Eliane Aberdam was born in Nancy, France. She studied piano and theory at the Conservatoire National de Region in Grenoble (1972-1981). She completed her undergraduate studies in composition at the Rubin Academy of Music and Dance in Jerusalem, Israel, where she studied with Mark Kopytman. In 1989, she entered the graduate program at the University of Pennsylvania where she studied with George Crumb, and obtained her master’s degree in 1992. She completed her Ph.D. in Composition at U.C. Berkeley. In 1998-1999, she taught composition, theory, and music technology at the University of Northern Iowa. Her works are performed in Israel, Europe, and the United States. She attended music festivals such as The Bartók Seminar in Hungary (1990), June in Buffalo (1994), the Académie d’Été in Paris (1995), and Voix Nouvelles in Royaumont, France (1996). In 1995, she was selected by IRCAM (Institute of Research & Coordination Acoustic/Music) for the Annual Course in electronic music, and for the commission of PaRDeS, an electro-acoustic work for chamber ensemble and electronics. In 2000, the Ensemble Inter-Contemporain (Paris) commissioned and premiered the chamber orchestra piece Quoi? Ce point after Primo Levi’s novel The Periodic Table.
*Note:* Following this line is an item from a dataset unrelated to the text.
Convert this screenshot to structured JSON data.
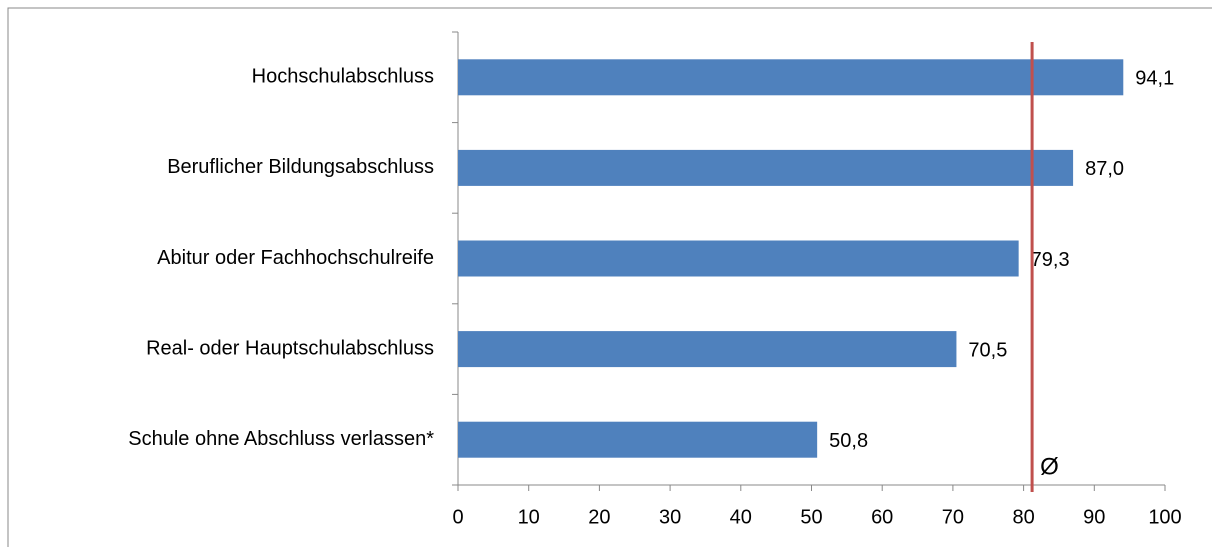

In 2006, she composed Tamar, an opera in 3 acts (libretto by Maurya Simon based on the biblical story of Tamar and Amnon). The opera was premiered at URI in 2007. Aberdam writes for a wide variety of styles and genres: electronics, orchestral, chamber, chorus, and solo. Her recent works and commissions include a piece for soprano and electronics, The Seven Deadly Sins (2010), an orchestra piece, Les Bons Augures (2011), Zamarine, a piece for wind ensemble (2012), and a piece for soprano, harp, and violin, Deux Poèmes Océaniques (2012). She composed A Demon in my View for the Aurea Ensemble (2013) and Figurines for the Earplay Ensemble in summer 2014 (performed in San Francisco in January 2015). In August 2015, Shahrazad for harp, singer, and actress (an operatic play) premiered in Pittsburgh PA.
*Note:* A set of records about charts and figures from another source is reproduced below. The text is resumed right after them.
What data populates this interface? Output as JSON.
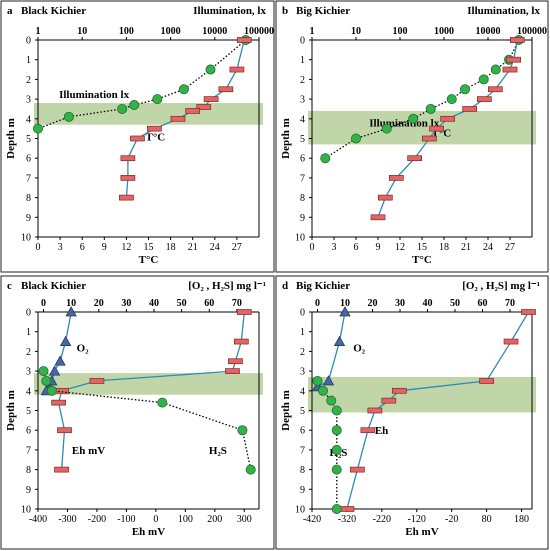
{
  "panels": [
    {
      "letter": "a",
      "name": "Black Kichier",
      "top_title": "Illumination, lx",
      "top_axis": {
        "type": "log",
        "min": 1,
        "max": 100000,
        "ticks": [
          1,
          10,
          100,
          1000,
          10000,
          100000
        ],
        "tick_labels": [
          "1",
          "10",
          "100",
          "1000",
          "10000",
          "100000"
        ]
      },
      "bottom_axis": {
        "label": "T°C",
        "min": 0,
        "max": 30,
        "ticks": [
          0,
          3,
          6,
          9,
          12,
          15,
          18,
          21,
          24,
          27
        ],
        "tick_labels": [
          "0",
          "3",
          "6",
          "9",
          "12",
          "15",
          "18",
          "21",
          "24",
          "27"
        ]
      },
      "y_axis": {
        "label": "Depth  m",
        "min": 0,
        "max": 10,
        "ticks": [
          0,
          1,
          2,
          3,
          4,
          5,
          6,
          7,
          8,
          9,
          10
        ]
      },
      "band": [
        3.2,
        4.3
      ],
      "annotations": [
        {
          "text": "Illumination lx",
          "x_top": 3,
          "y": 2.75
        },
        {
          "text": "T°C",
          "x_bottom": 14.6,
          "y": 4.9
        }
      ]
    },
    {
      "letter": "b",
      "name": "Big Kichier",
      "top_title": "Illumination,  lx",
      "top_axis": {
        "type": "log",
        "min": 1,
        "max": 100000,
        "ticks": [
          1,
          10,
          100,
          1000,
          10000,
          100000
        ],
        "tick_labels": [
          "1",
          "10",
          "100",
          "1000",
          "10000",
          "100000"
        ]
      },
      "bottom_axis": {
        "label": "T°C",
        "min": 0,
        "max": 30,
        "ticks": [
          0,
          3,
          6,
          9,
          12,
          15,
          18,
          21,
          24,
          27
        ],
        "tick_labels": [
          "0",
          "3",
          "6",
          "9",
          "12",
          "15",
          "18",
          "21",
          "24",
          "27"
        ]
      },
      "y_axis": {
        "label": "Depth  m",
        "min": 0,
        "max": 10,
        "ticks": [
          0,
          1,
          2,
          3,
          4,
          5,
          6,
          7,
          8,
          9,
          10
        ]
      },
      "band": [
        3.6,
        5.3
      ],
      "annotations": [
        {
          "text": "Illumination  lx",
          "x_top": 20,
          "y": 4.2
        },
        {
          "text": "T°C",
          "x_bottom": 16.3,
          "y": 4.7
        }
      ]
    },
    {
      "letter": "c",
      "name": "Black Kichier",
      "top_title": "[O₂ , H₂S]  mg l⁻¹",
      "top_axis": {
        "type": "linear",
        "min": -2,
        "max": 78,
        "ticks": [
          0,
          10,
          20,
          30,
          40,
          50,
          60,
          70
        ],
        "tick_labels": [
          "0",
          "10",
          "20",
          "30",
          "40",
          "50",
          "60",
          "70"
        ]
      },
      "bottom_axis": {
        "label": "Eh  mV",
        "min": -400,
        "max": 350,
        "ticks": [
          -400,
          -300,
          -200,
          -100,
          0,
          100,
          200,
          300
        ],
        "tick_labels": [
          "-400",
          "-300",
          "-200",
          "-100",
          "0",
          "100",
          "200",
          "300"
        ]
      },
      "y_axis": {
        "label": "Depth  m",
        "min": 0,
        "max": 10,
        "ticks": [
          0,
          1,
          2,
          3,
          4,
          5,
          6,
          7,
          8,
          9,
          10
        ]
      },
      "band": [
        3.1,
        4.2
      ],
      "annotations": [
        {
          "text": "O₂",
          "x_top": 12,
          "y": 1.8
        },
        {
          "text": "Eh   mV",
          "x_bottom": -285,
          "y": 7.0
        },
        {
          "text": "H₂S",
          "x_bottom": 180,
          "y": 7.0
        }
      ]
    },
    {
      "letter": "d",
      "name": "Big Kichier",
      "top_title": "[O₂ , H₂S]  mg l⁻¹",
      "top_axis": {
        "type": "linear",
        "min": -2,
        "max": 78,
        "ticks": [
          0,
          10,
          20,
          30,
          40,
          50,
          60,
          70
        ],
        "tick_labels": [
          "0",
          "10",
          "20",
          "30",
          "40",
          "50",
          "60",
          "70"
        ]
      },
      "bottom_axis": {
        "label": "Eh  mV",
        "min": -420,
        "max": 210,
        "ticks": [
          -420,
          -320,
          -220,
          -120,
          -20,
          80,
          180
        ],
        "tick_labels": [
          "-420",
          "-320",
          "-220",
          "-120",
          "-20",
          "80",
          "180"
        ]
      },
      "y_axis": {
        "label": "Depth  m",
        "min": 0,
        "max": 10,
        "ticks": [
          0,
          1,
          2,
          3,
          4,
          5,
          6,
          7,
          8,
          9,
          10
        ]
      },
      "band": [
        3.3,
        5.1
      ],
      "annotations": [
        {
          "text": "O₂",
          "x_top": 13,
          "y": 1.8
        },
        {
          "text": "Eh",
          "x_bottom": -240,
          "y": 6.0
        },
        {
          "text": "H₂S",
          "x_bottom": -370,
          "y": 7.1
        }
      ]
    }
  ],
  "chart_data": [
    {
      "type": "line",
      "panel": "a",
      "series": [
        {
          "marker": "circle",
          "axis": "top",
          "depth": [
            0,
            1.5,
            2.5,
            3,
            3.3,
            3.5,
            3.9,
            4.5
          ],
          "values": [
            50000,
            8000,
            2000,
            500,
            150,
            80,
            5,
            1
          ]
        },
        {
          "marker": "bar",
          "axis": "bottom",
          "depth": [
            0,
            1.5,
            2.5,
            3.0,
            3.4,
            3.6,
            4.0,
            4.5,
            5.0,
            6.0,
            7.0,
            8.0
          ],
          "values": [
            28,
            27,
            25.5,
            23.5,
            22.5,
            21,
            19,
            15.8,
            13.5,
            12.2,
            12.2,
            12.0
          ]
        }
      ]
    },
    {
      "type": "line",
      "panel": "b",
      "series": [
        {
          "marker": "circle",
          "axis": "top",
          "depth": [
            0,
            1,
            1.5,
            2,
            2.5,
            3,
            3.5,
            4,
            4.5,
            5,
            6
          ],
          "values": [
            50000,
            30000,
            15000,
            8000,
            3000,
            1500,
            500,
            200,
            50,
            10,
            2
          ]
        },
        {
          "marker": "bar",
          "axis": "bottom",
          "depth": [
            0,
            1,
            1.5,
            2.5,
            3,
            3.5,
            4,
            4.5,
            5,
            6,
            7,
            8,
            9
          ],
          "values": [
            28,
            27.5,
            27,
            25,
            23.5,
            21.5,
            18.5,
            17,
            16,
            14,
            11.5,
            10,
            9
          ]
        }
      ]
    },
    {
      "type": "line",
      "panel": "c",
      "series": [
        {
          "marker": "triangle",
          "axis": "top",
          "depth": [
            0,
            1.5,
            2.5,
            3,
            3.5,
            3.8,
            4
          ],
          "values": [
            10,
            8,
            6,
            4,
            3,
            2,
            1
          ]
        },
        {
          "marker": "bar",
          "axis": "bottom",
          "depth": [
            0,
            1.5,
            2.5,
            3,
            3.5,
            4,
            4.6,
            6,
            8
          ],
          "values": [
            300,
            290,
            270,
            260,
            -200,
            -320,
            -330,
            -310,
            -320
          ]
        },
        {
          "marker": "circle",
          "axis": "top",
          "depth": [
            3,
            3.5,
            4,
            4.6,
            6,
            8
          ],
          "values": [
            0,
            1,
            3,
            43,
            72,
            75
          ]
        }
      ]
    },
    {
      "type": "line",
      "panel": "d",
      "series": [
        {
          "marker": "triangle",
          "axis": "top",
          "depth": [
            0,
            1.5,
            3.5,
            3.8
          ],
          "values": [
            10,
            8,
            4,
            0
          ]
        },
        {
          "marker": "bar",
          "axis": "bottom",
          "depth": [
            0,
            1.5,
            3.5,
            4,
            4.5,
            5,
            6,
            8,
            10
          ],
          "values": [
            200,
            150,
            80,
            -170,
            -200,
            -240,
            -260,
            -290,
            -320
          ]
        },
        {
          "marker": "circle",
          "axis": "top",
          "depth": [
            3.5,
            4,
            4.5,
            5,
            6,
            7,
            8,
            10
          ],
          "values": [
            0,
            2,
            5,
            7,
            7,
            7,
            7,
            7
          ]
        }
      ]
    }
  ]
}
During her sabbatical in France (2015-2016) she was a guest at ACROE (Institut polytechnique of Grenoble), where she worked with Genesis — a Sound-Synthesis-by-Physical-Models program – and composed a piano and electronic piece for Disklavier, Encounter, which was recorded by pianist Eric Ferrand N’Kaoua in 2016. She recently completed a percussion quartet, a trio (flute, cello, clarinet), and Otohime, a concerto for double bass and orchestra that won second prize in the Bass Lucca 2018 competition of Donne in Musica and was premiered in Chisinau by the National Orchestra of Moldova (September 2019). She is now composing a chamber opera, In Our Own Voices, on the topic on interracial adoption, premiering on November 2, 2019. She has been teaching composition, theory, orchestration, form and analysis, electronic music, ear-training, counterpoint, and modern era at the University of Rhode Island since 2001.